First frost to the first lightning

Ai Mitton/ UVU Review

Reading Time: 2 minutes
Ai Mitton/ UVU Review
Ai Mitton/ UVU Review

The evening began with the beating of drums and a song inviting the universe to join us.

On Feb. 1, a large crowd packed into the storytelling wing of the Orem library to watch the group of Native American dancers called Morningstar.

The children sat on woven blankets and listened quietly as Gary Field, a member of Morningstar and father of many of the dancers, told them stories. It was appropriate for Field to tell stories on that cold February evening, according to the legends of his people.

“We only tell stories in the winter, because if we tell stories in the summer the snakes will come to listen,” Field said.

Typically storytelling happens from the first frost in the fall to the first lightning in the spring.

Field told stories about how day and night came to be, how a frog was able to beat a bear, and about a rooster and a coyote and their competition to make the sun rise.

Not only did Morningstar share fascinating tales about how they view the world, but they also shared pieces of their incredible history through words and dance.

Their performance, called the “Fancy Warrior Dance,” was immensely entertaining and required great skill to perform. It originated in Oklahoma many years ago.

The Morningstar dancers are big believers in family and their group is primarily made up of family including Field’s children, sisters-in-law and mother-in-law.

His son Jacob, who shared his amazing gifts with the audience, is also a student at UVU studying dance on a ballet scholarship. Jacob participated in many of the dances, but one that was particularly remarkable was the hoop dance, in which he used  21 hoops used to create the shapes of various animals. These animals were created in what looked like an effortless fashion, while he continued to keep pace with the drum.

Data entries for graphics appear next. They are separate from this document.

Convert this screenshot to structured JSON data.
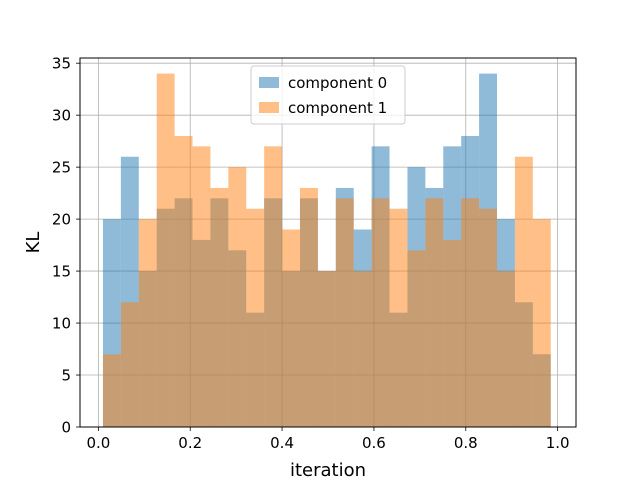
{
  "chart_data": {
    "type": "bar",
    "title": "",
    "xlabel": "iteration",
    "ylabel": "KL",
    "xlim": [
      -0.04,
      1.04
    ],
    "ylim": [
      0,
      35.5
    ],
    "x_ticks": [
      "0.0",
      "0.2",
      "0.4",
      "0.6",
      "0.8",
      "1.0"
    ],
    "y_ticks": [
      "0",
      "5",
      "10",
      "15",
      "20",
      "25",
      "30",
      "35"
    ],
    "grid": true,
    "legend_position": "upper center",
    "bin_edges": [
      0.01,
      0.049,
      0.088,
      0.127,
      0.166,
      0.205,
      0.244,
      0.283,
      0.322,
      0.361,
      0.4,
      0.439,
      0.478,
      0.517,
      0.556,
      0.595,
      0.634,
      0.673,
      0.712,
      0.751,
      0.79,
      0.829,
      0.868,
      0.907,
      0.946,
      0.985
    ],
    "series": [
      {
        "name": "component 0",
        "color": "#1f77b4",
        "alpha": 0.5,
        "values": [
          20,
          26,
          15,
          21,
          22,
          18,
          22,
          17,
          11,
          22,
          15,
          22,
          15,
          23,
          19,
          27,
          11,
          25,
          23,
          27,
          28,
          34,
          20,
          12,
          7
        ]
      },
      {
        "name": "component 1",
        "color": "#ff7f0e",
        "alpha": 0.5,
        "values": [
          7,
          12,
          20,
          34,
          28,
          27,
          23,
          25,
          21,
          27,
          19,
          23,
          15,
          22,
          15,
          22,
          21,
          17,
          22,
          18,
          22,
          21,
          15,
          26,
          20
        ]
      }
    ]
  }
}
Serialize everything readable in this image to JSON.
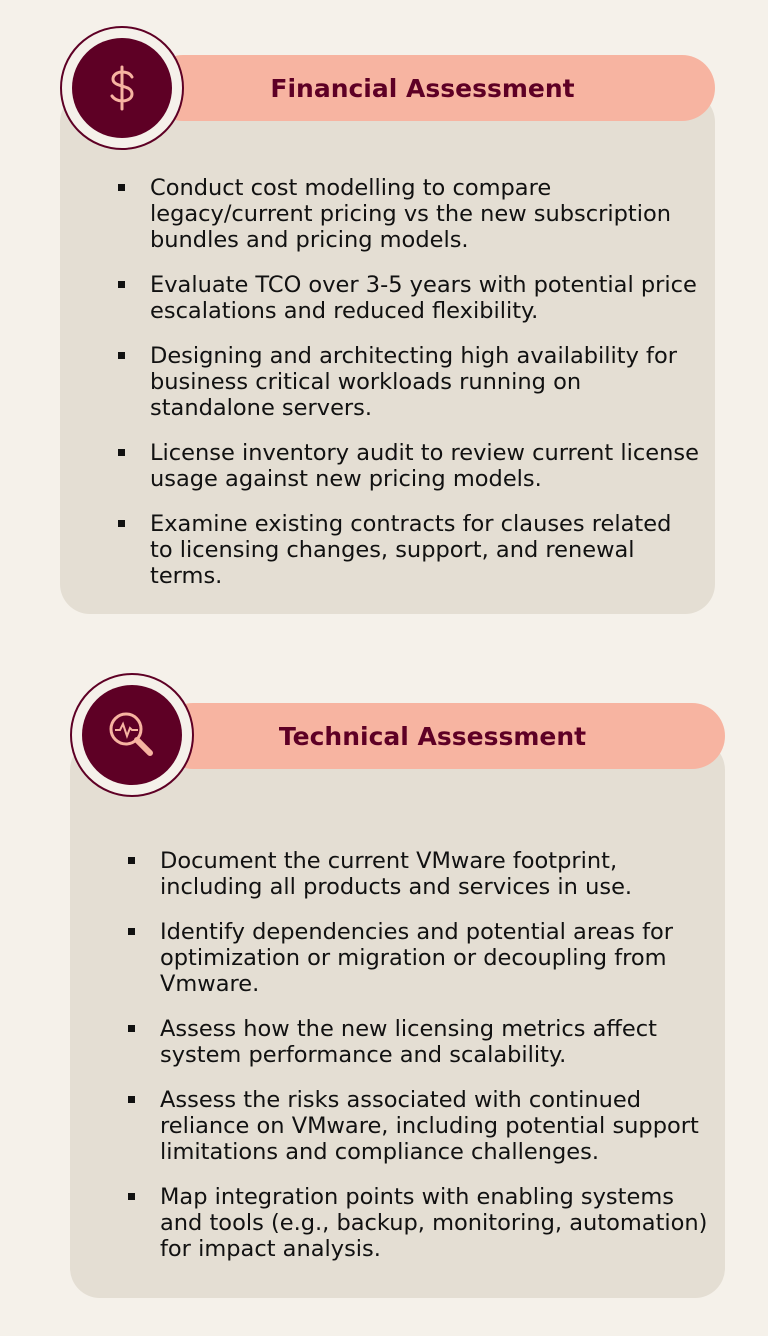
{
  "sections": [
    {
      "title": "Financial Assessment",
      "icon": "dollar-icon",
      "items": [
        "Conduct cost modelling to compare legacy/current pricing vs the new subscription bundles and pricing models.",
        "Evaluate TCO over 3-5 years with potential price escalations and reduced flexibility.",
        "Designing and architecting high availability for business critical workloads running on standalone servers.",
        "License inventory audit to review current license usage against new pricing models.",
        "Examine existing contracts for clauses related to licensing changes, support, and renewal terms."
      ]
    },
    {
      "title": "Technical Assessment",
      "icon": "magnifier-pulse-icon",
      "items": [
        "Document the current VMware footprint, including all products and services in use.",
        "Identify dependencies and potential areas for optimization or migration or decoupling from Vmware.",
        "Assess how the new licensing metrics affect system performance and scalability.",
        "Assess the risks associated with continued reliance on VMware, including potential support limitations and compliance challenges.",
        "Map integration points with enabling systems and tools (e.g., backup, monitoring, automation) for impact analysis."
      ]
    }
  ],
  "colors": {
    "accent": "#5e0025",
    "pill": "#f7b4a1",
    "card": "#e4ded3",
    "background": "#f5f1ea"
  }
}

Don’t be surprised if it rains soon because Field’s wife and daughters performed a “jingle dance” or “rain dance.” As they stepped gracefully to the beat of the drum, their costumes dangled with small tubelike pieces of tin that clanged together, mimicking the sound of rain falling.

While they audience was amazed by their dazzling performance, Field assured them that they all have special talents too.

“No matter where we are from or what language we speak, we each have a special gift to share,” Field said.